Companies are beginning to make mental illness an open yet private subject by developing programs to help employees connect with things such as community resources, training and return-to-work programs.
The policies are being crafted around research like a recent CAMH study that is shedding light on the possible correlation between treatment for clinical depression and productivity at work.
Led by Dr. Carolyn Dewa, the study found that people who receive treatment for depression while still working are significantly more likely to be highly productive at work than those who do not seek treatment.
Published in the Canadian Journal of Psychiatry, the study examined data from a survey of 3,000 employed and recently employed people in Alberta.
The study confirmed a point that has been established before – people who experienced a depressive episode were less likely to be highly productive – but it revealed data about the impact treatment can have, said Dewa, head of CAMH's centre for research on employment and workplace health.
Study participants who received treatment for a moderate depressive episode were 2.5 times more likely to be highly productive, while those who had a severe episode were seven times more likely to be high-performing at work, Dewa said.
Of those surveyed, about 8.5 per cent, representing 255 workers, said they experienced a depressive episode.

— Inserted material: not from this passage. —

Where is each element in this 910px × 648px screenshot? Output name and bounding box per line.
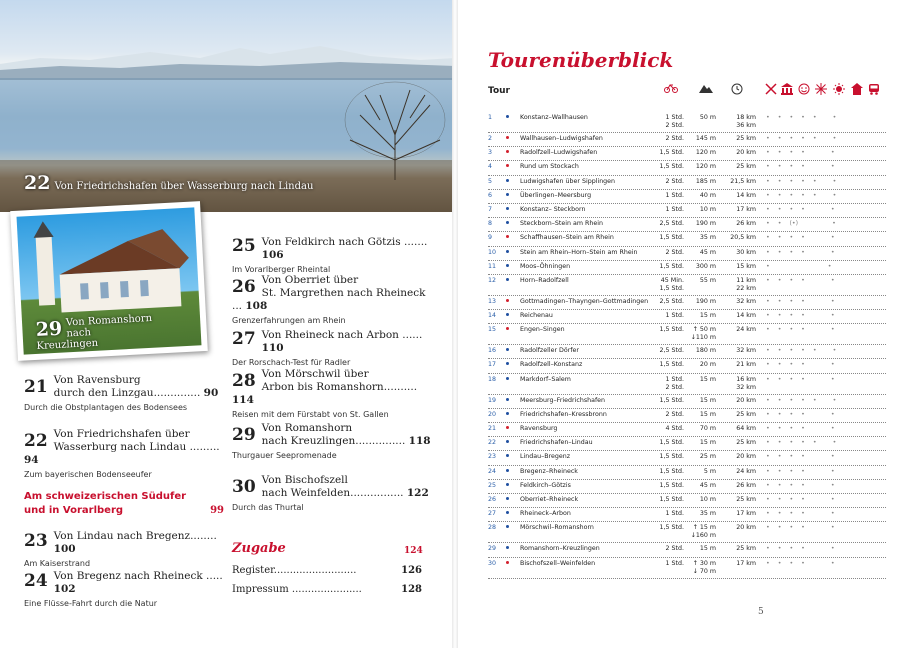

While the study produced some encouraging findings, it also identified some troubling trends, as many of those who responded to the survey said they didn't seek help for their bout of depression.
"The thing that was alarming was the number of people who didn't get treatment," Dewa told CP24.com.
Of those who were diagnosed with a severe episode, 57 per cent didn't receive treatment, compared with 40 per cent of those who experienced a moderate episode, Dewa said.
If anything, the study underlines the importance of prevention and the need for employers to help employees to connect with treatment and support programs, Dewa said.
She's hoping her team's research will lead to better recognition and support in the workplace, result in more people receiving treatment and spur further research to bring an end to the stigma and break down barriers.
Disability leave - and thousands of dollars in costs to an employer - may be avoided if people receive treatment early, Dewa said.
Meanwhile, mental health in the workplace is one of the key discussion topics during Bell Let's Talk Day, a national initiative that is being marked by various events today.
In an event dubbed Employers Connect, leaders from various industries are meeting in three Canadian cities, including Toronto, to discuss mental health in the workplace, best practices and how to provide help to employees.
In Toronto, representatives of Morneau Shepell, a private human resource consulting and outsourcing firm, and Bell Canada are scheduled to speak at an event Wednesday at the Fairmont Royal York, along with Ron Ellis, a retired NHLer who wrote a book about his experience with clinical depression. The event takes place between 8:30 a.m. and 10:30 a.m.